Le dossier réuni par Claude Delpla n’aborde que les cas de Cazalbou et Tarride. Il n’évoque Mauri qu’à la marge. Un de ses correspondants, René Loubet, de Pamiers (lettre adressée à Claude Delpla le 8 mars 1968) signale le cas de « Maury » (sic), sans prénom, « ultérieurement dévoré par les chiens policiers ». Le témoignage de Charles Dougnac qui connaissait deux des jeunes et qui assista à la scène précise que les Allemands n’étaient que deux — dans son attestation du 18 mars 1953, Barat affirme que les Allemands étaient au nombre de quatre — et que l’un d’entre eux fut tué, sans doute par Barat, dans la fusillade dont furent aussi victimes Cazalbou et Tarride. Mauri leva les mains et se rendit à l’Allemand survivant. Des renforts allemands alertés par le bruit de la fusillade vinrent depuis Beauregard. Dougnac précise que Mauri a beaucoup souffert de son enfermement dans le chenil. Il explique aussi que les Allemands l’enterrèrent sous un chêne au-dessus de la Gloriette.
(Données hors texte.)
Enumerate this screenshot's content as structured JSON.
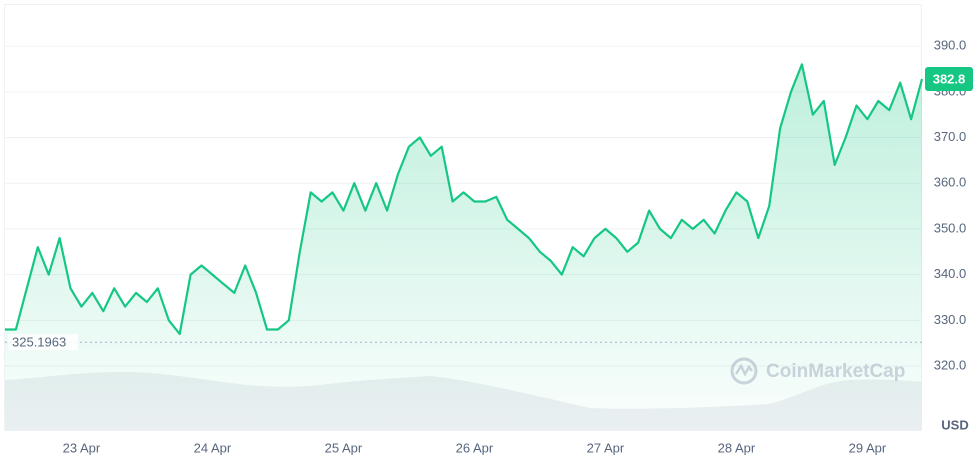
{
  "chart_data": {
    "type": "line",
    "categories": [
      null,
      null,
      null,
      null,
      null,
      null,
      null,
      "23 Apr",
      null,
      null,
      null,
      null,
      null,
      null,
      null,
      null,
      null,
      null,
      null,
      "24 Apr",
      null,
      null,
      null,
      null,
      null,
      null,
      null,
      null,
      null,
      null,
      null,
      "25 Apr",
      null,
      null,
      null,
      null,
      null,
      null,
      null,
      null,
      null,
      null,
      null,
      "26 Apr",
      null,
      null,
      null,
      null,
      null,
      null,
      null,
      null,
      null,
      null,
      null,
      "27 Apr",
      null,
      null,
      null,
      null,
      null,
      null,
      null,
      null,
      null,
      null,
      null,
      "28 Apr",
      null,
      null,
      null,
      null,
      null,
      null,
      null,
      null,
      null,
      null,
      null,
      "29 Apr",
      null,
      null,
      null,
      null,
      null
    ],
    "series": [
      {
        "name": null,
        "color": "#16c784",
        "values": [
          328,
          328,
          337,
          346,
          340,
          348,
          337,
          333,
          336,
          332,
          337,
          333,
          336,
          334,
          337,
          330,
          327,
          340,
          342,
          340,
          338,
          336,
          342,
          336,
          328,
          328,
          330,
          345,
          358,
          356,
          358,
          354,
          360,
          354,
          360,
          354,
          362,
          368,
          370,
          366,
          368,
          356,
          358,
          356,
          356,
          357,
          352,
          350,
          348,
          345,
          343,
          340,
          346,
          344,
          348,
          350,
          348,
          345,
          347,
          354,
          350,
          348,
          352,
          350,
          352,
          349,
          354,
          358,
          356,
          348,
          355,
          372,
          380,
          386,
          375,
          378,
          364,
          370,
          377,
          374,
          378,
          376,
          382,
          374,
          382.8
        ]
      }
    ],
    "ylim": [
      306,
      399
    ],
    "yticks": [
      {
        "value": 320,
        "label": "320.0"
      },
      {
        "value": 330,
        "label": "330.0"
      },
      {
        "value": 340,
        "label": "340.0"
      },
      {
        "value": 350,
        "label": "350.0"
      },
      {
        "value": 360,
        "label": "360.0"
      },
      {
        "value": 370,
        "label": "370.0"
      },
      {
        "value": 380,
        "label": "380.0"
      },
      {
        "value": 390,
        "label": "390.0"
      }
    ],
    "grid": true,
    "reference_line": 325.1963,
    "current_price": 382.8,
    "unit_label": "USD",
    "watermark": "CoinMarketCap"
  }
}
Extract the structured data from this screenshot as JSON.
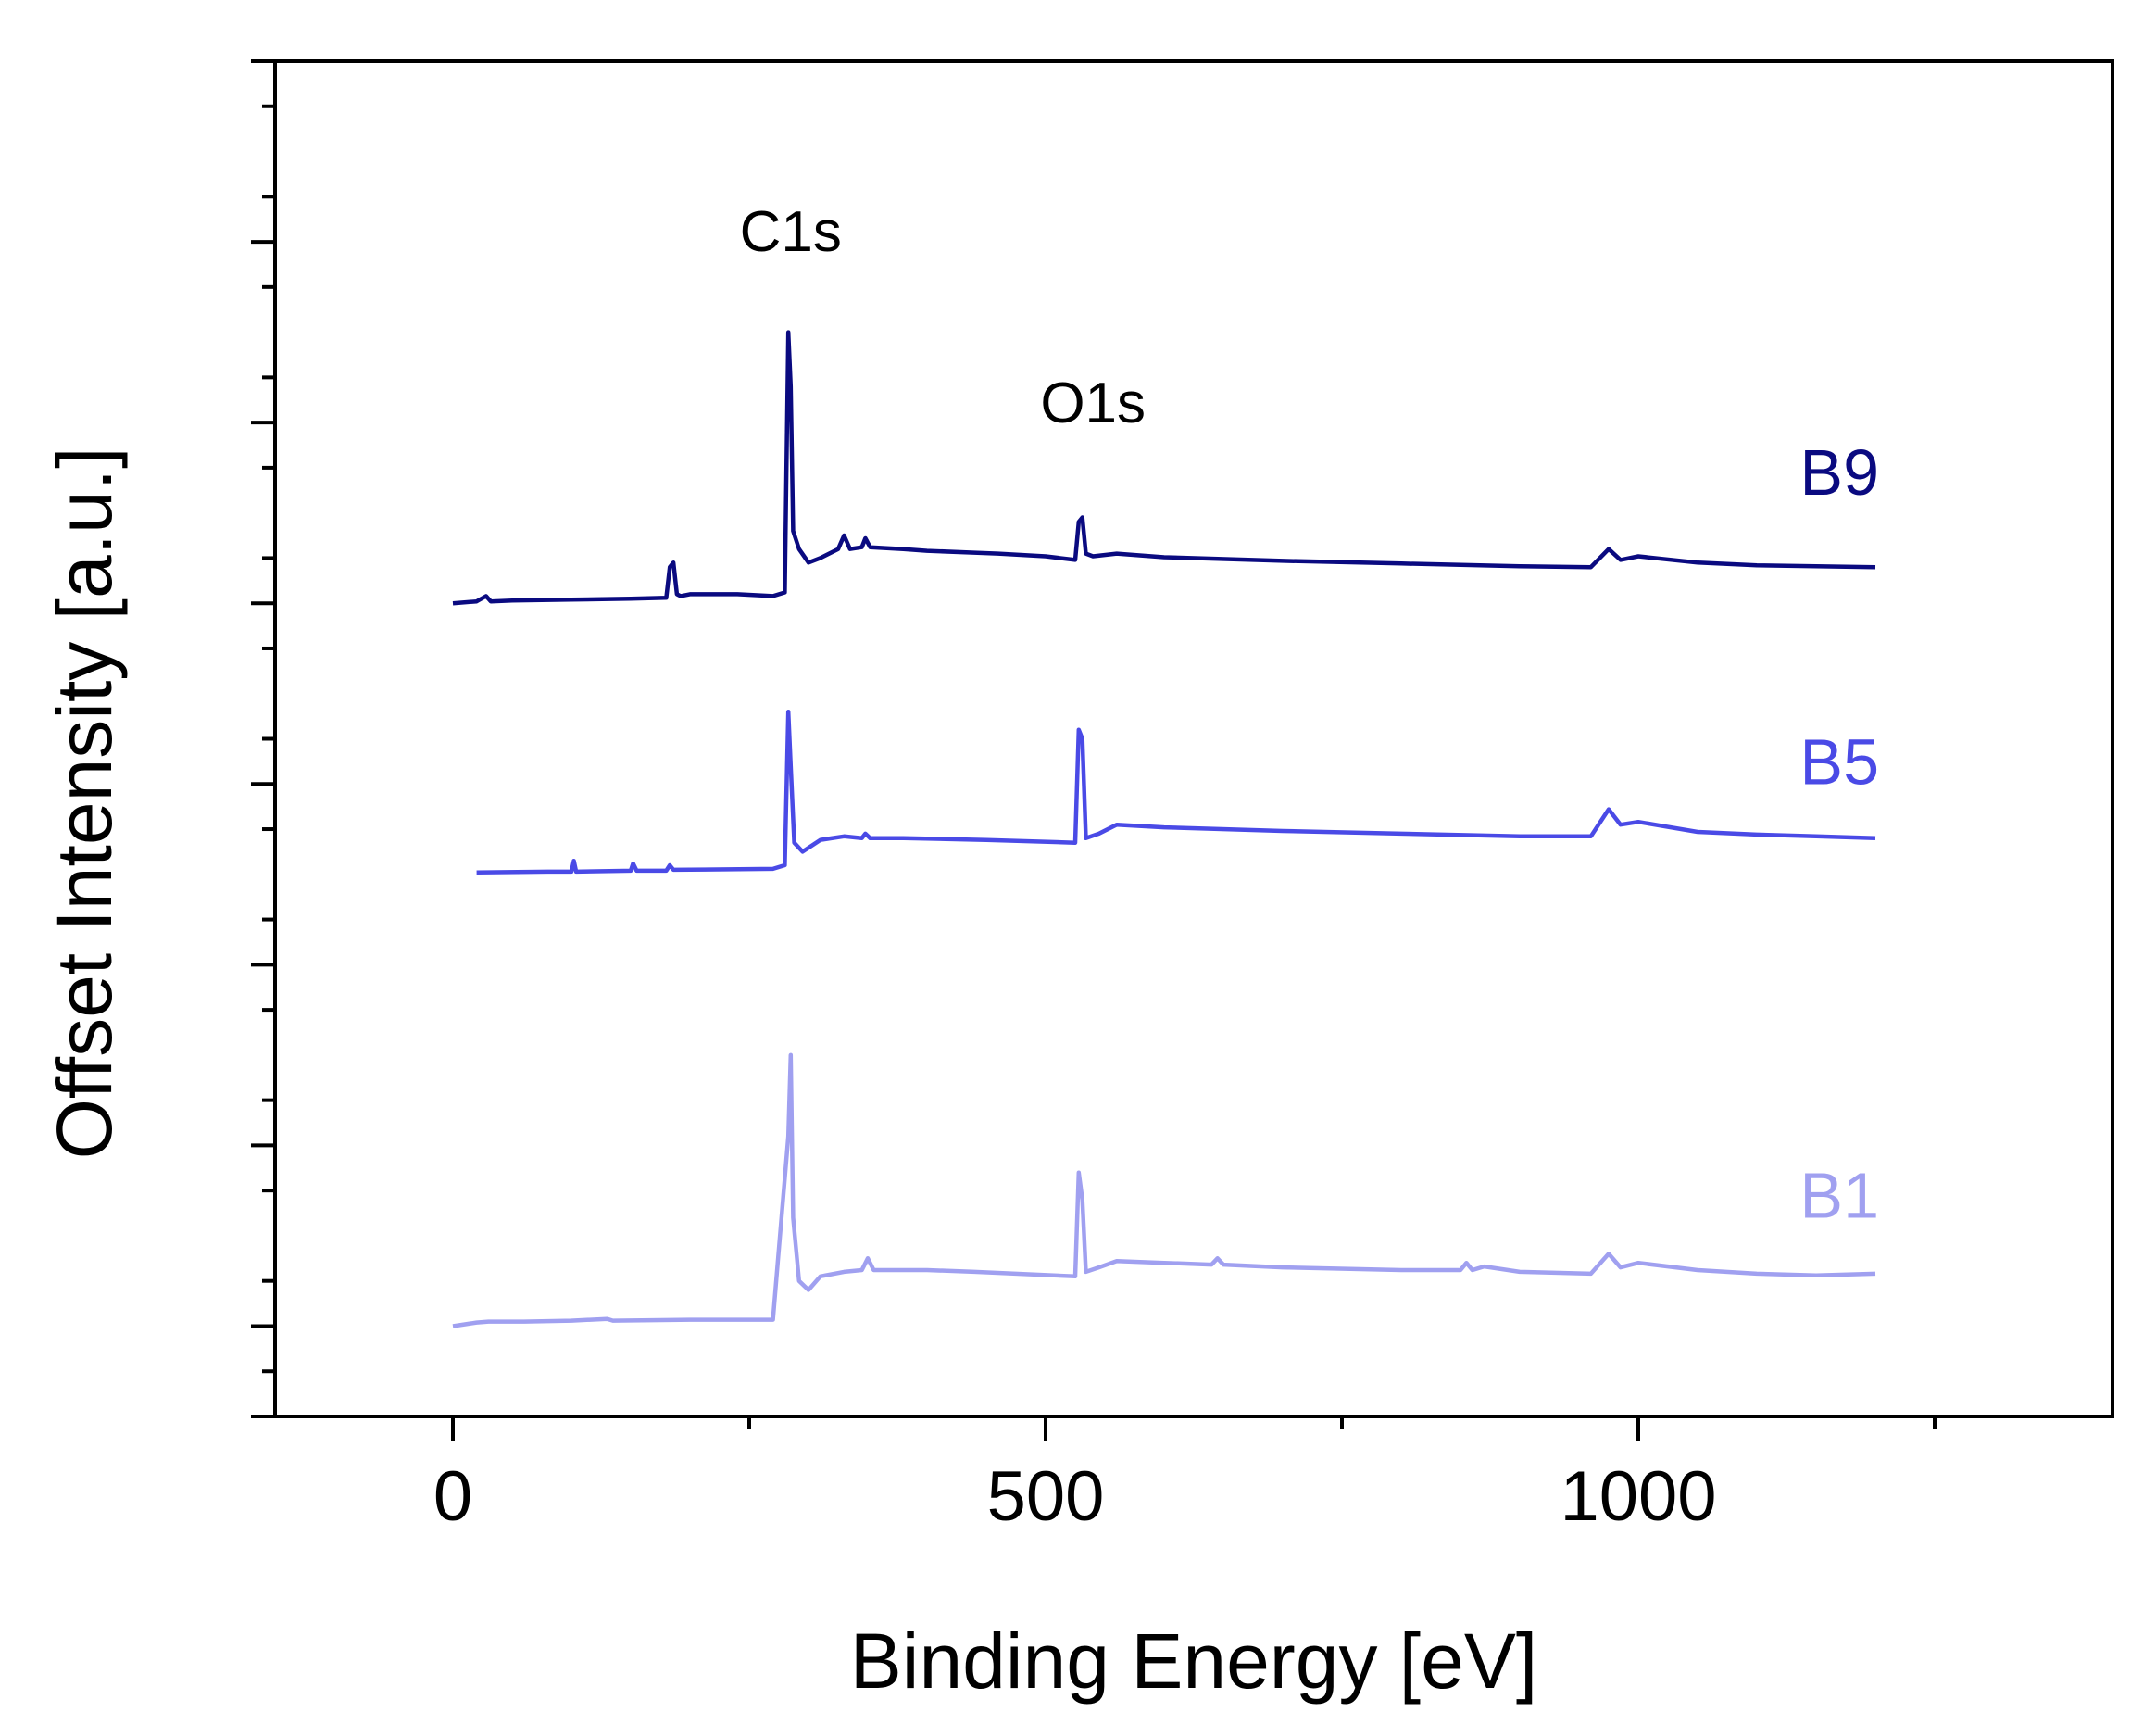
{
  "chart_data": {
    "type": "line",
    "title": "",
    "xlabel": "Binding Energy [eV]",
    "ylabel": "Offset Intensity [a.u.]",
    "xlim": [
      -150,
      1400
    ],
    "ylim": [
      0,
      15
    ],
    "x_ticks": [
      0,
      500,
      1000
    ],
    "x_minor_ticks": [
      250,
      750,
      1250
    ],
    "y_tick_labels_shown": false,
    "y_major_ticks": [
      1,
      3,
      5,
      7,
      9,
      11,
      13,
      15
    ],
    "y_minor_ticks": [
      0.5,
      1.5,
      2.5,
      3.5,
      4.5,
      5.5,
      6.5,
      7.5,
      8.5,
      9.5,
      10.5,
      11.5,
      12.5,
      13.5,
      14.5
    ],
    "legend": "inline labels at right",
    "annotations": [
      {
        "text": "C1s",
        "x": 285,
        "y": 12.9
      },
      {
        "text": "O1s",
        "x": 540,
        "y": 11.0
      }
    ],
    "series": [
      {
        "name": "B9",
        "color": "#0a0a80",
        "label_value": 10.2,
        "points": [
          [
            0,
            9.0
          ],
          [
            20,
            9.02
          ],
          [
            28,
            9.08
          ],
          [
            32,
            9.02
          ],
          [
            50,
            9.03
          ],
          [
            100,
            9.04
          ],
          [
            150,
            9.05
          ],
          [
            180,
            9.06
          ],
          [
            183,
            9.4
          ],
          [
            186,
            9.45
          ],
          [
            189,
            9.1
          ],
          [
            192,
            9.08
          ],
          [
            200,
            9.1
          ],
          [
            240,
            9.1
          ],
          [
            270,
            9.08
          ],
          [
            280,
            9.12
          ],
          [
            283,
            12.0
          ],
          [
            285,
            11.4
          ],
          [
            287,
            9.8
          ],
          [
            292,
            9.6
          ],
          [
            300,
            9.45
          ],
          [
            310,
            9.5
          ],
          [
            325,
            9.6
          ],
          [
            330,
            9.75
          ],
          [
            335,
            9.6
          ],
          [
            345,
            9.62
          ],
          [
            348,
            9.72
          ],
          [
            352,
            9.62
          ],
          [
            380,
            9.6
          ],
          [
            400,
            9.58
          ],
          [
            440,
            9.56
          ],
          [
            460,
            9.55
          ],
          [
            500,
            9.52
          ],
          [
            525,
            9.48
          ],
          [
            528,
            9.9
          ],
          [
            531,
            9.95
          ],
          [
            534,
            9.55
          ],
          [
            540,
            9.52
          ],
          [
            560,
            9.55
          ],
          [
            600,
            9.51
          ],
          [
            700,
            9.47
          ],
          [
            800,
            9.44
          ],
          [
            900,
            9.41
          ],
          [
            960,
            9.4
          ],
          [
            975,
            9.6
          ],
          [
            985,
            9.48
          ],
          [
            1000,
            9.52
          ],
          [
            1050,
            9.45
          ],
          [
            1100,
            9.42
          ],
          [
            1150,
            9.41
          ],
          [
            1200,
            9.4
          ]
        ]
      },
      {
        "name": "B5",
        "color": "#4a4ae6",
        "label_value": 7.0,
        "points": [
          [
            20,
            6.02
          ],
          [
            80,
            6.03
          ],
          [
            100,
            6.03
          ],
          [
            102,
            6.15
          ],
          [
            104,
            6.03
          ],
          [
            150,
            6.04
          ],
          [
            152,
            6.12
          ],
          [
            155,
            6.04
          ],
          [
            180,
            6.04
          ],
          [
            183,
            6.1
          ],
          [
            186,
            6.05
          ],
          [
            270,
            6.06
          ],
          [
            280,
            6.1
          ],
          [
            283,
            7.8
          ],
          [
            285,
            7.2
          ],
          [
            288,
            6.35
          ],
          [
            295,
            6.25
          ],
          [
            310,
            6.38
          ],
          [
            330,
            6.42
          ],
          [
            345,
            6.4
          ],
          [
            348,
            6.45
          ],
          [
            352,
            6.4
          ],
          [
            380,
            6.4
          ],
          [
            450,
            6.38
          ],
          [
            525,
            6.35
          ],
          [
            528,
            7.6
          ],
          [
            531,
            7.5
          ],
          [
            534,
            6.4
          ],
          [
            545,
            6.45
          ],
          [
            560,
            6.55
          ],
          [
            600,
            6.52
          ],
          [
            700,
            6.48
          ],
          [
            800,
            6.45
          ],
          [
            900,
            6.42
          ],
          [
            960,
            6.42
          ],
          [
            975,
            6.72
          ],
          [
            985,
            6.55
          ],
          [
            1000,
            6.58
          ],
          [
            1050,
            6.47
          ],
          [
            1100,
            6.44
          ],
          [
            1150,
            6.42
          ],
          [
            1200,
            6.4
          ]
        ]
      },
      {
        "name": "B1",
        "color": "#a0a0f0",
        "label_value": 2.2,
        "points": [
          [
            0,
            1.0
          ],
          [
            20,
            1.04
          ],
          [
            30,
            1.05
          ],
          [
            60,
            1.05
          ],
          [
            100,
            1.06
          ],
          [
            130,
            1.08
          ],
          [
            135,
            1.06
          ],
          [
            200,
            1.07
          ],
          [
            270,
            1.07
          ],
          [
            283,
            3.1
          ],
          [
            285,
            4.0
          ],
          [
            287,
            2.2
          ],
          [
            292,
            1.5
          ],
          [
            300,
            1.4
          ],
          [
            310,
            1.55
          ],
          [
            330,
            1.6
          ],
          [
            345,
            1.62
          ],
          [
            350,
            1.75
          ],
          [
            355,
            1.62
          ],
          [
            400,
            1.62
          ],
          [
            440,
            1.6
          ],
          [
            525,
            1.55
          ],
          [
            528,
            2.7
          ],
          [
            531,
            2.4
          ],
          [
            534,
            1.6
          ],
          [
            545,
            1.65
          ],
          [
            560,
            1.72
          ],
          [
            600,
            1.7
          ],
          [
            640,
            1.68
          ],
          [
            645,
            1.75
          ],
          [
            650,
            1.68
          ],
          [
            700,
            1.65
          ],
          [
            800,
            1.62
          ],
          [
            850,
            1.62
          ],
          [
            855,
            1.7
          ],
          [
            860,
            1.62
          ],
          [
            870,
            1.66
          ],
          [
            900,
            1.6
          ],
          [
            960,
            1.58
          ],
          [
            975,
            1.8
          ],
          [
            985,
            1.65
          ],
          [
            1000,
            1.7
          ],
          [
            1050,
            1.62
          ],
          [
            1100,
            1.58
          ],
          [
            1150,
            1.56
          ],
          [
            1200,
            1.58
          ]
        ]
      }
    ]
  }
}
Son dossier au Service historique de la Défense à Vincennes indique qu’il a été homologué FFI , le délégué départemental aux Anciens combattants signa la demande le 28 février 1949, et les reconnaissances RIF, FFI et FFC en cours en août 1949 n’étaient pas encore notifiées en août 1951 (cote 16 P 405580). Son nom figure sur le monument aux morts de Saint-Girons mais pas sur le registre de l’état civil de cette ville.

Voir Saint-Girons (Ariège), victimes de la répression allemande et collaborationniste (fin mai-début juillet 1944) et des combats de la Libération, 20-21 août 1944

Pour citer cet article :
https://maitron.fr/spip.php?article247974, notice MAURI, Émile, Marius par André Balent, version mise en ligne le 8 mai 2022, dernière modification le 27 septembre 2022.

Par André Balent

SOURCES : SHD (Service historique de la Défense), Vincennes, cote GR 16 P 405580. — Arch. dép. Ariège, 64 J 23, fonds Claude Delpla, documents et attestations (Cazalbou et Tarride) ; 64 J 213, maquis de la Crouzette, fiches concernant Louis Barat. — Arch. dép. Pyrénées-Orientales, 2 E 4587, état civil de Porta (1893-1902), acte de naissance de Marguerite Estrade et mentions marginales ; 6 M 293/146, dénombrement de la population de Porta (1921) ; 6 M 305/146, dénombrement de la population de Porta (1931) ; 6 M 314/146 (1936). — Arch. com. Porta, état civil, acte de mariage entre François Mauri et Françoise Estrade ; actes de naissance d’Émile Mauri (sans mention marginale) et de ses frères et soeurs Angèle, Dominique, Alice, Carmette, Sébastien (avec mentions marginales). — Claude Delpla, La Libération de l’Ariège, Toulouse, Le Pas d’oiseau, 2019, 514 p. [p. 150-151]. — Henri Dougnac, « Fusilhada a Glorieta », p. 111-114 in Jean-Paul Ferré (éd.), Les Couserannais racontent 39-45, édition bilingue imprimée occitan et français accompagnée d’un CD audio, Toulouse, Le Pas d’Oiseau, 2019, 141 p. — Site Mémoire des hommes consulté le 7 mai 2022.